Petitioners Intervenors:

Does the Charter conflict with the prohibition on partisan elections contained in
A.R.S. § 9-821.01.B given that the Charter (1) does not expressly provide for
partisan city council elections and (2) incorporates the general laws of the State of
Arizona to govern related issues that are not expressly addressed in the Charter?

Petitioner State:

1. Are a municipality’s voting procedures subject to state regulations, where
(1) the Legislature found that certain municipal voting procedures are of
statewide concern; (2) the evidence presented at the summary judgment
stage supported the legislative finding; and (3) federal law imposes
consequences on the State based on the voting procedures of its political
subdivisions?

2. Did the court of appeals err in holding that the city charter provision at
issue conflicted with A.R.S. § 9-821.01(B), where that statute can be
enforced without amending Tucson’s charter?

DEFINITIONS:

At-large election: Election in which every voter may vote, as opposed to election by
geographic district (or ward) within the city or town.

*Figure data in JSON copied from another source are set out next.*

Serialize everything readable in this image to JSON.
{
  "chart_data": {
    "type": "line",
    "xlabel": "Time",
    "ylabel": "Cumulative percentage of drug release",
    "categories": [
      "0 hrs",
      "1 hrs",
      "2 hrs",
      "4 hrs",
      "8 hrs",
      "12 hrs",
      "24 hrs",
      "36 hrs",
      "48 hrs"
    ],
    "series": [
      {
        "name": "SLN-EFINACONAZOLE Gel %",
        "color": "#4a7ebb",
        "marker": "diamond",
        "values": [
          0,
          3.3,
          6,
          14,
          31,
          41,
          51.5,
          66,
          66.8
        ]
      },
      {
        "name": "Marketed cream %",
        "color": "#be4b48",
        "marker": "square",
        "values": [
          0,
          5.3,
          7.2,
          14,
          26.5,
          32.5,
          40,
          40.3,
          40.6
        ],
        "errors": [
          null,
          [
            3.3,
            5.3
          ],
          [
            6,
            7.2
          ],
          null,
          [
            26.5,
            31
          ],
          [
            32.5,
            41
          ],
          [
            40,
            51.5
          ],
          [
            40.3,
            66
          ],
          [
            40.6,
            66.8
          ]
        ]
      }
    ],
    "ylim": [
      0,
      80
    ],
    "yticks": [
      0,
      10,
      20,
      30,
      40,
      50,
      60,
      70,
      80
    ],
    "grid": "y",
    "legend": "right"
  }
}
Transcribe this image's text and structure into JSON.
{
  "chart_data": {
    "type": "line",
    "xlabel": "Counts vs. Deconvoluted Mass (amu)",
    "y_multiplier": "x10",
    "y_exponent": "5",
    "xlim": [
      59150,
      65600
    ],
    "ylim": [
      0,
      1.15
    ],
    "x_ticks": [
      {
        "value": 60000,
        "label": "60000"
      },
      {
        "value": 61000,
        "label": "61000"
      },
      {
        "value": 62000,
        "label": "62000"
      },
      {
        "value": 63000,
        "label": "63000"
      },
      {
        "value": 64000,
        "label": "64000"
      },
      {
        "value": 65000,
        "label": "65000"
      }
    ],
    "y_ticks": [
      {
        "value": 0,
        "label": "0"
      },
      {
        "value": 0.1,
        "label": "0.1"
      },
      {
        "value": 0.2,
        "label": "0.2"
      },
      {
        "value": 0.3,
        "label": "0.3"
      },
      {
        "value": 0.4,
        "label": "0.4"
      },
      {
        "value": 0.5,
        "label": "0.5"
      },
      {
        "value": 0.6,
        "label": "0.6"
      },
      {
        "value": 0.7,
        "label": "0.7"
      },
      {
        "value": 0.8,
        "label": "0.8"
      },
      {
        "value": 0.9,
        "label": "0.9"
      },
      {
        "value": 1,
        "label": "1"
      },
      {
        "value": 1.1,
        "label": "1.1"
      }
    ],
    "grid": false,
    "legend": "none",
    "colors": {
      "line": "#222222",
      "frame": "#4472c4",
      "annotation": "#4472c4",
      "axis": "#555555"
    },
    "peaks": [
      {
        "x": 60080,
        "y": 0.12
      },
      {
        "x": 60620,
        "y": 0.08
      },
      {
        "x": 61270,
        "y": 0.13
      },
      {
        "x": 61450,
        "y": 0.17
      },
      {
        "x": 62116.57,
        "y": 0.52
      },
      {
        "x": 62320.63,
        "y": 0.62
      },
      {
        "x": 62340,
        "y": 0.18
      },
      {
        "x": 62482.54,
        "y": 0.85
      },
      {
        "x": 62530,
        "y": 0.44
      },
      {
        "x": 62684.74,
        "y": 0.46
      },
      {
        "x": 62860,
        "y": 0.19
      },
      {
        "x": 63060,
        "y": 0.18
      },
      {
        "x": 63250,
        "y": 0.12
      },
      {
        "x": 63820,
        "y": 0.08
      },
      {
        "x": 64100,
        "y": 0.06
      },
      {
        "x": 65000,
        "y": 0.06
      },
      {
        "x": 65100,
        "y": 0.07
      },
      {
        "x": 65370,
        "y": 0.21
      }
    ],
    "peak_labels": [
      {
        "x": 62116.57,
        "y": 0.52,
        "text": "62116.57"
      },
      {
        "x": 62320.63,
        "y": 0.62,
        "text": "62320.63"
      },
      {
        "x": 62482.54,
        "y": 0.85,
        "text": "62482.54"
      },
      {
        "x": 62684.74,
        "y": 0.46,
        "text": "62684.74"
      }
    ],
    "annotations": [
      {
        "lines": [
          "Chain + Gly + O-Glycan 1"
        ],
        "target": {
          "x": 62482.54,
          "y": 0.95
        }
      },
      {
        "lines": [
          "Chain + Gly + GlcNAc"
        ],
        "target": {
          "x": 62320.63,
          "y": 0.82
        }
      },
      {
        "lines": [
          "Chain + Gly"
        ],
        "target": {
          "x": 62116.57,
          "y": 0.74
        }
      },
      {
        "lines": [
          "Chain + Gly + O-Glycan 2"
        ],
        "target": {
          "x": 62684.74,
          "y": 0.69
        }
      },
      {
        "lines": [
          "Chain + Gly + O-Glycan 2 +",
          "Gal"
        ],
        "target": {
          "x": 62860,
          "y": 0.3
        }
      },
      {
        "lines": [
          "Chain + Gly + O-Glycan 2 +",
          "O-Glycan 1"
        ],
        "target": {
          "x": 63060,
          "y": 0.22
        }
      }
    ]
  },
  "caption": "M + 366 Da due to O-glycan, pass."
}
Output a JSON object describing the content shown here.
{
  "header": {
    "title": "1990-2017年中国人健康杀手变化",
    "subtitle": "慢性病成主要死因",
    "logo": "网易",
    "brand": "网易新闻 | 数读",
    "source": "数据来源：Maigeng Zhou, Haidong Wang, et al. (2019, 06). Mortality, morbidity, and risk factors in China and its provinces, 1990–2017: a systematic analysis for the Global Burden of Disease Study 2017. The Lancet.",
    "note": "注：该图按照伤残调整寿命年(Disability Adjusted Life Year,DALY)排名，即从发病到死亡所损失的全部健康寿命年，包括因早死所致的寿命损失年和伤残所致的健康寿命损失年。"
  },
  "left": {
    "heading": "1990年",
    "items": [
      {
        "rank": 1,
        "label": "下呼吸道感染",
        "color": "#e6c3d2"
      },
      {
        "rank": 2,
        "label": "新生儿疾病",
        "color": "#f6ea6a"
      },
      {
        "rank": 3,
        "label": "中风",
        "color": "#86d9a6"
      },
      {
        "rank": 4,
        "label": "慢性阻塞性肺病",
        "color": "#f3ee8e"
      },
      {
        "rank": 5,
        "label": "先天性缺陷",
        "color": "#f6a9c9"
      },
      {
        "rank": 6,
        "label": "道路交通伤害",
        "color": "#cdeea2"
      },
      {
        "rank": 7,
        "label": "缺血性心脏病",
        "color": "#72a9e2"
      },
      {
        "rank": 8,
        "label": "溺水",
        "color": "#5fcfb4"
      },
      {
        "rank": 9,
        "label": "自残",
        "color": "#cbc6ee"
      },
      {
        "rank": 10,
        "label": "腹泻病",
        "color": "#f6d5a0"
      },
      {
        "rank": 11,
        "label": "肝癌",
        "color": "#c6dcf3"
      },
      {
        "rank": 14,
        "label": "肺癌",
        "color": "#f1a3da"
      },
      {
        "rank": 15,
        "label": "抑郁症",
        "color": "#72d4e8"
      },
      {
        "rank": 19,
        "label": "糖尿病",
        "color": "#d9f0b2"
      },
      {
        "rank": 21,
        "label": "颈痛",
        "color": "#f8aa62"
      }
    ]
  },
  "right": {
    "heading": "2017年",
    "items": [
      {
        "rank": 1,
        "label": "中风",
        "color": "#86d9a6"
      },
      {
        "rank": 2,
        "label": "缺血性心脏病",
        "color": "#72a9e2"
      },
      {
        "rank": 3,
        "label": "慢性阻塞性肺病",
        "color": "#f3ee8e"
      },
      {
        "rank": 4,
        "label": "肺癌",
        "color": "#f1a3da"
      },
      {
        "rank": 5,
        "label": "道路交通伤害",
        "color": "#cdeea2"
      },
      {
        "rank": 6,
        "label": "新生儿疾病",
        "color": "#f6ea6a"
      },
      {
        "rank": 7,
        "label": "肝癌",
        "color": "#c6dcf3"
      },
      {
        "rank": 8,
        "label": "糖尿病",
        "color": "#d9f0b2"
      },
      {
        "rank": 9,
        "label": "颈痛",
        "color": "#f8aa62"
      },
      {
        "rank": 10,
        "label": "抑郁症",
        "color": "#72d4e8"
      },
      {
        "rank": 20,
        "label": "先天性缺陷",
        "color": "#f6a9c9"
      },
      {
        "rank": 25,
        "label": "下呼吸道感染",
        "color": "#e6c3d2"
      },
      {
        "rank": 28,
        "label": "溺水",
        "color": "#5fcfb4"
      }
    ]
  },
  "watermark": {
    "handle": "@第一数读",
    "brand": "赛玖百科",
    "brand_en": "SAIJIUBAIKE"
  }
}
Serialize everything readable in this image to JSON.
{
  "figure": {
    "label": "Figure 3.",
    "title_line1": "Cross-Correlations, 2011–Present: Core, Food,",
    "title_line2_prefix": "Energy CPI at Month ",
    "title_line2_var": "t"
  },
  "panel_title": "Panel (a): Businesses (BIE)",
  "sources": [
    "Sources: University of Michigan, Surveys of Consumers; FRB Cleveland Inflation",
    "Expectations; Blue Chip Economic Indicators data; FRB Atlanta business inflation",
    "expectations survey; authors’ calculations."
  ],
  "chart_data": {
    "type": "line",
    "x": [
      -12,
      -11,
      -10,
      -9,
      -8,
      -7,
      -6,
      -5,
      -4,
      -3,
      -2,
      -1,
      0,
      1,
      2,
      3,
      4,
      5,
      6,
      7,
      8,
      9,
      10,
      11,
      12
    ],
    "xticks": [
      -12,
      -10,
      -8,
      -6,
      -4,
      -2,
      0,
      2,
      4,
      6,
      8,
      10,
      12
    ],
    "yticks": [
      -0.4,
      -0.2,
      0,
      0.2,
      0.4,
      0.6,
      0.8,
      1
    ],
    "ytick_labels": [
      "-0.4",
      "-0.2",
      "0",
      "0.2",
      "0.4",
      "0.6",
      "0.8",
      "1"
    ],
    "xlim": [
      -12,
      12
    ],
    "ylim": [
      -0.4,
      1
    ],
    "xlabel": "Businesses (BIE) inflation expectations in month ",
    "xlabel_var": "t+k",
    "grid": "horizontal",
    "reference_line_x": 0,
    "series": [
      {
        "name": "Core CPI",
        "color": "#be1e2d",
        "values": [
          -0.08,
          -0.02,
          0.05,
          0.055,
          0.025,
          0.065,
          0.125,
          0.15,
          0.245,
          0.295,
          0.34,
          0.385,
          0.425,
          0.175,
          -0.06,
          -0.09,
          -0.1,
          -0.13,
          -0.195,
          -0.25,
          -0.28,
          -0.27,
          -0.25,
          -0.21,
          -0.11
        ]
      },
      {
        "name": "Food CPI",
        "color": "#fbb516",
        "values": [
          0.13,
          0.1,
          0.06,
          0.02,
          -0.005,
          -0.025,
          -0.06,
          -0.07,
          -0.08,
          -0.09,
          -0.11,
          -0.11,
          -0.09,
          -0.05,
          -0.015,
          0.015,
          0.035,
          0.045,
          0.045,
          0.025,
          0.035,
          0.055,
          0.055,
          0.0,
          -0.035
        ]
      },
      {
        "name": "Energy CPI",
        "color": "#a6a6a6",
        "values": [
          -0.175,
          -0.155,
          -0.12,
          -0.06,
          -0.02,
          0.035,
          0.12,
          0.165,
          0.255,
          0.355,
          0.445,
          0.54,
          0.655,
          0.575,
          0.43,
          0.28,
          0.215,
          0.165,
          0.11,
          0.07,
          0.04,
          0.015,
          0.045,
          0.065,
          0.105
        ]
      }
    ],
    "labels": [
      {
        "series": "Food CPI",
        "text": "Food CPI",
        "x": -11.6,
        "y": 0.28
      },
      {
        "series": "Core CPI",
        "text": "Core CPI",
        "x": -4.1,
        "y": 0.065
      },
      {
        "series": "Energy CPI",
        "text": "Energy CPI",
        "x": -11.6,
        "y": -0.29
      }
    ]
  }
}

Autonomy: Independence to decide how to self-govern.

Charter: The city equivalent of a state or federal constitution.

Intervenor: An individual or organization that asks the trial court for and has been
granted permission to intervene (join) in the case as a litigant.

Partisan election: Election in which candidates indicate the political party to which they
belong and in which political parties may participate openly.

Ward: Political district within a city or town.

This Summary was prepared by the Arizona Supreme Court Staff Attorneys’ Office solely for educational
purposes. It should not be considered official commentary by the Court or any member thereof or part of any
brief, memorandum, or other pleading filed in this case.